Internally, Buddy Passes are assigned a D3 priority, meaning that other standby passengers are prioritized first. When there are only a few spare seats on a busy service, Buddy Pass holders can find themselves left behind.

And that’s exactly what’s been happening recently in Europe – notably tourist hot spots including Barcelona, Dublin, Madrid, Paris and Rome. “During the last several days, no D3 guest listed for flights between cities and the United States was accommodated,” warned an internal memo sent to AA employees on Wednesday.

Employees have been encouraged to “avoid” giving out Buddy Passes for these cities over the coming months because passenger caps, along with overcrowding and delays have been “greatly limiting non-rev departure availability”.

The memo also reminds employees to warn Buddy Pass holders of “the risks of flying at the D3 priority”.

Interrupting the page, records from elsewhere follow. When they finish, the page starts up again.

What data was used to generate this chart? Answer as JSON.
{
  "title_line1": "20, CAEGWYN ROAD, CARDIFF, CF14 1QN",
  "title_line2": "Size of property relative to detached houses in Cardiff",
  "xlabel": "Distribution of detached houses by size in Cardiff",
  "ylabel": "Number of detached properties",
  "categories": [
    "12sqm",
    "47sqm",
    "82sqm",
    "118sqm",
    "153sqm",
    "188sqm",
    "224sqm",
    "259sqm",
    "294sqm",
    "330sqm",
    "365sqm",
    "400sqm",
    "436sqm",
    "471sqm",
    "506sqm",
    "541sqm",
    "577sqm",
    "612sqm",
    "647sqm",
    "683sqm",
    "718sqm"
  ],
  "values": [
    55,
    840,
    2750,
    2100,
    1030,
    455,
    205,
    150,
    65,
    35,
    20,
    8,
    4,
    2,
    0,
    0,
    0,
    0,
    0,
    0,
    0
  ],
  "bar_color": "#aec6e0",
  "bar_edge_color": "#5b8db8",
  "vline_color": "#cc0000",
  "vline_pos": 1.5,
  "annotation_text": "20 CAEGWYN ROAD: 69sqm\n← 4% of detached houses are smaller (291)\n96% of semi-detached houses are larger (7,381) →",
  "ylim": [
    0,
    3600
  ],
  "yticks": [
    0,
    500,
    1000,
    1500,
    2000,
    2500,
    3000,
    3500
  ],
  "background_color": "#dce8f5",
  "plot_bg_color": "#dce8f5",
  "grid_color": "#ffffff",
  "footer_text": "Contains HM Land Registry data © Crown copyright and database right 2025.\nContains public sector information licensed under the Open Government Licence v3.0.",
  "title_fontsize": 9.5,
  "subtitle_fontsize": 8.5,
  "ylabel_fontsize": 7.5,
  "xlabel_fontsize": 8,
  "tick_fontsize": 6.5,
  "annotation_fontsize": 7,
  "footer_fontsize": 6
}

For now, the warning doesn’t include AA’s own employees but an embargo on all non-rev travelers remains in force at London’s Heathrow Airport because of the airport operator has imposed a strict passenger cap due to ongoing staff shortages.

The embargo was initially put in place until July 25 but has since been extended to September 11.

Last week, AA’s chief executive Robert Isom said the airline’s recovery from the pandemic was being “driven by the strong demand environment”. In the last quarter, American Airlines reported an impressive average load factor of 87%.